I alone know nothing
NOVEMBER 11 03
I've been thinking about knowledge, and how oppressive it can be. A phrase came to mind today, after soiling my hands in conversation with people who suppose they know something: 'I alone know nothing.'
I've just looked through the Daodejing to remind myself which chapter has a similar sentiment, it's chapter 20, which, like chapter 19, urges you to discard learning and become free of worries. Chapter 20 is interesting because it speaks about other people having various qualities, which initially sound desirable, but then contrasts them with what 'I' possess, the first-person sage who is speaking, who has none of this. At first it seems self-deprecatory, then it seems almost sarcastic. It talks of other people being bright and intelligent, and 'I alone am obscure'; it talks of other people being meticulously discriminating, yet 'I alone muddle everything together'. I think I understand this chapter much more today, sitting here thinking what is to be learnt by dialogue with those who think they know it all.
Over the years I have had a battle going on inside of me, the Zen and Daoist preference for discarding knowledge and learning combined with a great and seemingly unsuppressible drive to acquire knowledge, to learn things. This may have come to an end recently. I wrote my book on the Yijing half out of love of knowledge and half to get rid of what I had accumulated in my head. It seemed to work better than I thought it would, since lately I have felt quite ignorant on the subject, much like when I looked back through an old textbook of mass spectrometry from my chemistry degree ten years on and found it was voluminously annotated in pencil by a former self who obviously understood all this stuff at the time and was actually deeply interested in it, which I was.
At first I thought it a shame to have so much accumulated knowledge drain out of my head, and I suppose if it was important it would still be there to be called upon, but it's like trying to remember what you were doing yesterday, or the day before, what does it matter? So when anyone asks me I usually say 'I don't know, that was yesterday, I don't retain this kind of useless information'.
Years ago I wanted to reach such a state of being in the moment, but gave up. Yet I seem to have reached it anyway. Now I am starting to understand how the sage can be a sage. He simply doesn't have to try. At all. 'I alone know nothing.' Other people know it all. It's then, after you've come through such a process as I have briefly described, that you start to realise the deep truth in cryptic words. 'I alone am obscure.' And realise that the talents you have formerly used, all the scholarly apparatus, the cross-checking and referencing, though serving some sort of use sometimes (if you're going to research a subject you may as well do it properly rather than in a slapdash manner), are not things you wish to make use of any more, save should the need arise occasionally. That you don't wish to define your existence by what you know, which is ironic given my own single-minded quest for knowledge all this time. It's just that there's something that's come of its own accord.
Utterly aimless, oh, just as if I had no place to go home.
Others have more than enough,
I alone seem to have lost it all.
I have the mind of a fool,
So chaotic, confused.– from Daodejing 20
Then you see why the sage retreats from the world of people. There is a vast gulf that opens up between him and the world.

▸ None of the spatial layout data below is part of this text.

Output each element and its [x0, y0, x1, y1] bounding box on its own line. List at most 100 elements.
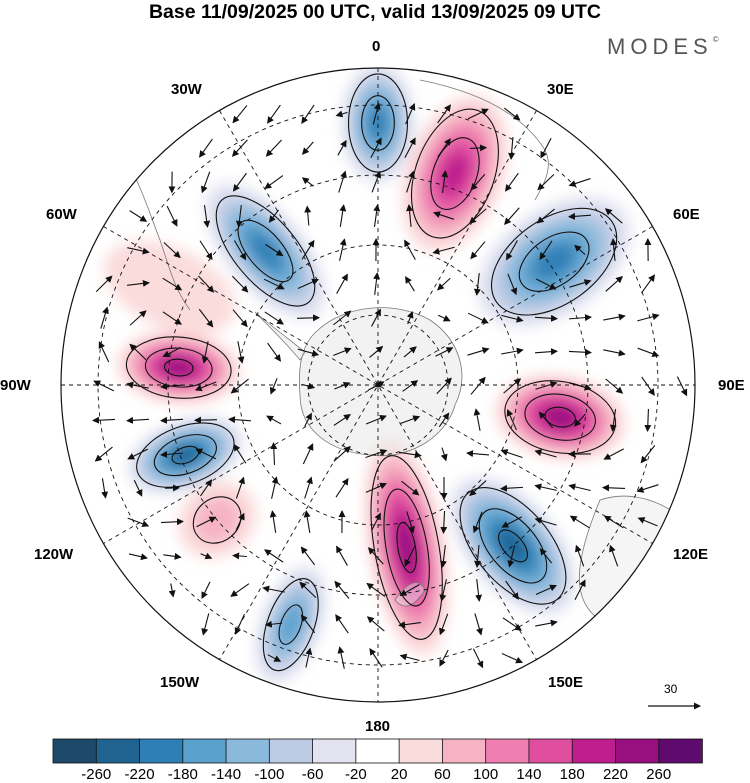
lon-label-150w: 150W: [160, 674, 200, 691]
vector-scale-label: 30: [664, 682, 678, 696]
wind-vector: [262, 585, 285, 593]
wind-vector: [334, 580, 350, 599]
wind-vector: [500, 484, 524, 492]
wind-vector: [301, 141, 314, 155]
wind-vector: [271, 476, 279, 499]
wind-vector: [475, 579, 483, 602]
wind-vector: [370, 137, 382, 158]
wind-vector: [301, 382, 316, 390]
wind-vector: [474, 613, 483, 636]
lon-label-90e: 90E: [718, 377, 745, 394]
wind-vector: [473, 408, 481, 431]
contour-line: [125, 336, 232, 399]
wind-vector: [194, 416, 218, 424]
wind-vector: [201, 581, 211, 600]
lon-label-30e: 30E: [547, 81, 574, 98]
wind-vector: [337, 139, 347, 156]
wind-vector: [194, 381, 217, 392]
wind-vector: [198, 275, 215, 293]
wind-vector: [399, 451, 422, 459]
anomaly-field: [61, 68, 695, 702]
contour-line: [524, 393, 596, 441]
wind-vector: [267, 654, 282, 662]
wind-vector: [365, 449, 388, 459]
wind-vector: [534, 314, 558, 322]
wind-vector: [469, 144, 488, 152]
wind-vector: [501, 653, 523, 664]
wind-vector: [264, 620, 283, 628]
wind-vector: [637, 313, 660, 322]
wind-vector: [535, 278, 557, 290]
contour-line: [192, 496, 242, 544]
contour-line: [153, 434, 217, 477]
wind-vector: [535, 381, 558, 390]
wind-vector: [269, 510, 277, 533]
wind-vector: [406, 204, 413, 228]
wind-vector: [603, 313, 626, 321]
colorbar-swatch: [571, 738, 617, 764]
colorbar: [52, 738, 703, 764]
anomaly-fill: [249, 232, 282, 270]
contour-line: [144, 347, 213, 388]
colorbar-swatch: [52, 738, 98, 764]
anomaly-fill: [498, 529, 528, 562]
contour-line: [478, 508, 548, 584]
wind-vector: [568, 483, 591, 492]
wind-vector: [129, 343, 147, 361]
wind-vector: [98, 341, 110, 363]
wind-vector: [265, 139, 282, 157]
contour-line: [518, 231, 590, 292]
wind-vector: [604, 208, 623, 224]
wind-vector: [232, 172, 247, 192]
wind-vector: [568, 178, 591, 187]
wind-vector: [398, 621, 421, 629]
wind-vector: [372, 102, 381, 125]
lon-label-90w: 90W: [0, 377, 31, 394]
wind-vector: [467, 347, 490, 356]
wind-vector: [502, 617, 522, 631]
wind-vector: [432, 246, 455, 255]
wind-vector: [404, 545, 416, 567]
lon-label-180: 180: [365, 718, 391, 735]
wind-vector: [503, 378, 522, 394]
wind-vector: [472, 511, 483, 534]
contour-line: [383, 488, 430, 607]
wind-vector: [535, 619, 558, 627]
colorbar-swatch: [658, 738, 703, 764]
wind-vector: [676, 376, 688, 397]
wind-vector: [304, 412, 312, 427]
copyright-mark: ©: [712, 34, 719, 44]
wind-vector: [373, 272, 381, 295]
wind-vector: [437, 104, 451, 124]
wind-vector: [264, 311, 285, 325]
wind-vector: [199, 240, 213, 261]
wind-vector: [263, 278, 285, 290]
wind-vector: [406, 311, 414, 325]
wind-vector: [507, 545, 516, 568]
wind-vector: [133, 479, 143, 497]
colorbar-tick: -60: [301, 766, 324, 783]
wind-vector: [160, 518, 184, 526]
wind-vector: [637, 347, 660, 358]
wind-vector: [537, 174, 555, 191]
wind-vector: [401, 480, 420, 496]
wind-vector: [505, 172, 519, 192]
wind-vector: [534, 517, 557, 526]
wind-vector: [365, 482, 387, 493]
wind-vector: [304, 205, 312, 226]
wind-vector: [231, 275, 249, 293]
wind-vector: [470, 241, 486, 260]
wind-vector: [400, 415, 421, 424]
wind-vector: [539, 548, 553, 564]
wind-vector: [472, 648, 484, 669]
wind-vector: [439, 545, 447, 568]
wind-vector: [368, 381, 385, 391]
anomaly-fill: [164, 359, 194, 376]
wind-vector: [95, 275, 113, 293]
wind-vector: [406, 511, 415, 534]
colorbar-tick: 180: [559, 766, 585, 783]
wind-vector: [501, 347, 524, 355]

The constant chatter of those who think they know something would become oppressive to him, but the Dao leads him away. Oh, one can be set apart like this when walking in a crowd, a mountain hut is not a necessity just an image of its ideal. As they say in Zen as a put-down to those who say they cannot meditate unless there is pristine peace and quiet in their surroundings: 'Do you just want to hold an uncrying baby in your arms?' Similarly, in the clamour of contending one can learn not to contend any more, and simply move on, like water, not engaging, pooling in places where people don't like to be (Daodejing 8).
It is deeply satisfying when sentences you've read hundreds of times start to really make sense, make sense because something has happened to you, some deep change, that reveals their meaning as if it was never actually hard to understand, you just weren't in the right place yet. All because I was fool enough to engage in conversation with people who think they know it all, but know less than I have discarded.
Others have a purpose,
I alone am foolish and uncouth.– from Daodejing 20
*
I have a sense that I will triumph in the end. I've had it for a long time. I get it in particularly moving moments, something touches me deeply, anything can trigger it, a moment in a film, a paragraph in a book, just a passing thought that expresses it. What I mean by triumphing in the end is quite simple, it's discovering that all along I have been doing exactly what I should have been doing, all along there was never a moment when I was not fulfilling exactly what my destiny was supposed to be. And I glimpse it and a hard lump comes to my throat and sometimes I burst into tears, there it is again, that grace, that almighty grace, and while tears are still streaming down my face I try to grasp its essence, what it really means, and I can't. It is as if I have caught up with myself at last. And a serene peace descends. Yes, all along, I was not deceived, I knew it, and I know it again. Such moments flood into my life as if into the whole universe itself. The beauty of fate, how was it organised, how could it be… yet it is.